Hubo una vez en que el peronismo fue el hecho maldito del país burgués. En esa época, sus políticas populistas y distribucionistas y la entrega de derechos sociales y políticos a las clases trabajadoras (sobre todo el derecho a la actividad gremial, la madre pecadora de todo mal), sumados a un discurso anti-sistema, hicieron del peronismo la bestia hereje, el demonio que debía ser exorcizado a toda costa.
Hablamos de un momento histórico en el cual las clases propietarias veían en el peronismo el mecanismo que había permitido que las clases populares se soliviantaran y los miraran de frente, que se resquebrajara el orden social en donde unos mandan y otros obedecen; veían en él, en fin, a un movimiento que quiso alterar el orden natural de las cosas, como diría Claudio Escribano.
(Lo curioso, lo que no se alcanza a explicar, es que Perón se veía a sí mismo como garante de un orden social, tal vez más justo, pero no menos jerárquico. Nunca pudo explicarle a la UIA o la SRA que él se veía como su socio, no su enemigo. Porque en último término, el peronismo fue una fuerza conservadora, no revolucionaria. Sobre esto, una hipótesis: en el capitalismo periférico, importa más la mantención de un sistema de jerarquías sociales materiales y simbólicas que la pura tasa de ganancia.)
Así, durante treinta años la principal preocupación de los grupos propietarios (rurales y empresarios por igual) fue desarmar el dispositivo de poder populista, minar o prohibir su base electoral y, sobre todo, desarmar su “columna vertebral” sindical.
Lo fascinante es que en los noventa, y gracias a Carlos Menem, esto cambió. Menem, luego de ganar una elección con toda la retórica y el mensaje populista, tomó el dispositivo de poder peronista (la capacidad de ganar elecciones, la maquinaria “clientelar”, las roscas con los gobernadores, la disciplina legislativa, la verticalidad sindical) y las puso al servicio de la acumulación capitalista.
Es decir, el peronismo neoliberal (llamado por algunos neopopulismo) dejó de ser el hereje para ser el garante del orden, hoy lo que hoy la literatura llama eufemísticamente “la gobernabilidad.”
Hoy por hoy, podemos ver que los noventa fue en un sentido la edad de oro de la acumulación económica: una época en que un partido de masas, movilizante, fuerte, disciplinante, no actuaba en contra sino a favor de los negocios.
Y hoy vemos que hay muchos que sienten nostalgia de esta matriz económico-política.
Los representantes de los negocios hoy no quieren eliminar el peronismo, quieren volver a tenerlo como herramienta.

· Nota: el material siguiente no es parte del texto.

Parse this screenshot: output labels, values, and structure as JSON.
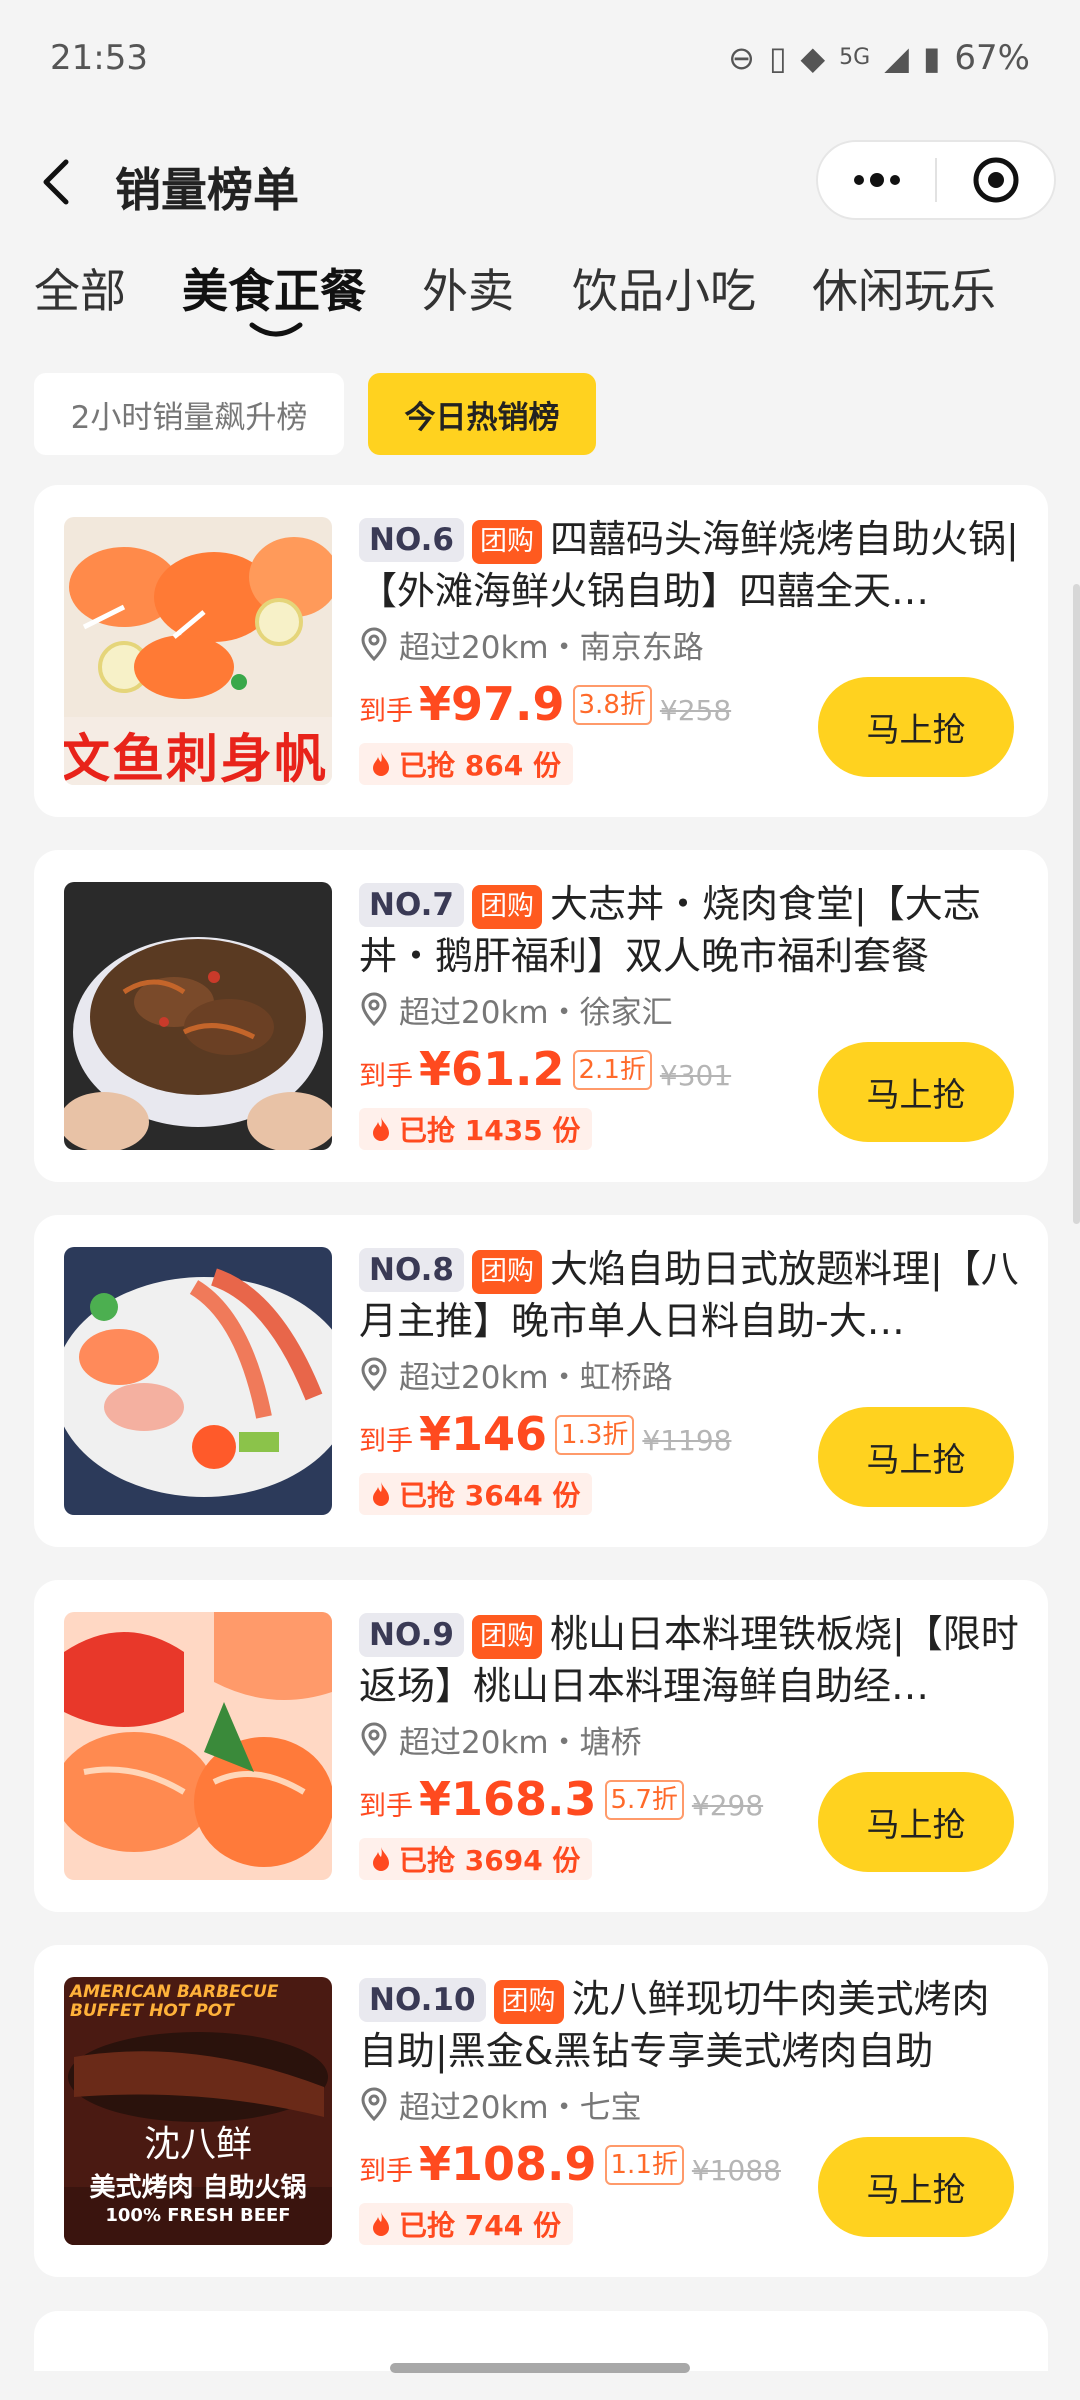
{
  "status": {
    "time": "21:53",
    "network": "5G",
    "battery": "67%"
  },
  "nav": {
    "title": "销量榜单"
  },
  "tabs": [
    {
      "label": "全部"
    },
    {
      "label": "美食正餐",
      "active": true
    },
    {
      "label": "外卖"
    },
    {
      "label": "饮品小吃"
    },
    {
      "label": "休闲玩乐"
    }
  ],
  "filters": {
    "rising": "2小时销量飙升榜",
    "today": "今日热销榜"
  },
  "labels": {
    "price_prefix": "到手",
    "buy": "马上抢",
    "tuan": "团购"
  },
  "items": [
    {
      "rank": "NO.6",
      "title": "四囍码头海鲜烧烤自助火锅|【外滩海鲜火锅自助】四囍全天…",
      "location": "超过20km・南京东路",
      "price": "¥97.9",
      "discount": "3.8折",
      "original": "¥258",
      "sold": "已抢 864 份",
      "thumb_text": "文鱼刺身帆"
    },
    {
      "rank": "NO.7",
      "title": "大志丼・烧肉食堂|【大志丼・鹅肝福利】双人晚市福利套餐",
      "location": "超过20km・徐家汇",
      "price": "¥61.2",
      "discount": "2.1折",
      "original": "¥301",
      "sold": "已抢 1435 份"
    },
    {
      "rank": "NO.8",
      "title": "大焰自助日式放题料理|【八月主推】晚市单人日料自助-大…",
      "location": "超过20km・虹桥路",
      "price": "¥146",
      "discount": "1.3折",
      "original": "¥1198",
      "sold": "已抢 3644 份"
    },
    {
      "rank": "NO.9",
      "title": "桃山日本料理铁板烧|【限时返场】桃山日本料理海鲜自助经…",
      "location": "超过20km・塘桥",
      "price": "¥168.3",
      "discount": "5.7折",
      "original": "¥298",
      "sold": "已抢 3694 份"
    },
    {
      "rank": "NO.10",
      "title": "沈八鲜现切牛肉美式烤肉自助|黑金&黑钻专享美式烤肉自助",
      "location": "超过20km・七宝",
      "price": "¥108.9",
      "discount": "1.1折",
      "original": "¥1088",
      "sold": "已抢 744 份",
      "thumb_text_top": "AMERICAN BARBECUE BUFFET HOT POT",
      "thumb_text_brand": "沈八鲜",
      "thumb_text_main": "美式烤肉 自助火锅",
      "thumb_text_sub": "100% FRESH BEEF"
    }
  ]
}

(Lo cual nos deja una pregunta acuciante. Si el gobierno kirchnerista no ha alterado las relaciones de fuerzas, ha redistribuido de manera limitada, y ha gobernado en alianza con grupos concentrados, si es, de hecho, es un que no plantea ninguna alternativa a la acumulación capitalista, ¿por qué, entonces, ha sido tan frontal y duramente atacado por esos mismos factores de poder? ¿Qué es lo hereje del kirchnerismo?)
Por eso, la crisis política hoy es, en el fondo, una pelea por el control de esa herramienta que es el PJ. No es el intento de superar ni de destruir al PJ, sino el intento de volver a armar la fórmula neoliberal que tan bien funcionó.
Por esto, la salida a la crisis no será nunca a través del republicanismo de Carrió o la socialdemocracia binnerista. Será a través de una nueva reconfiguración pejotista, encabezada por alguno de los delfines del duhaldismo renacido: De La Sota, Reutemann, Schiaretti. Gente que puede gobernar, que entiende cómo son las cosas, que se presentan como pragmáticos antes que ideológicos. Gente que es activamente impulsada por empresarios, ruralista, y medios.
En definitiva, esta lucha es una lucha por ver quién se queda con el peronismo, ese que, en otro momento, fue el hecho maldito del país burgués.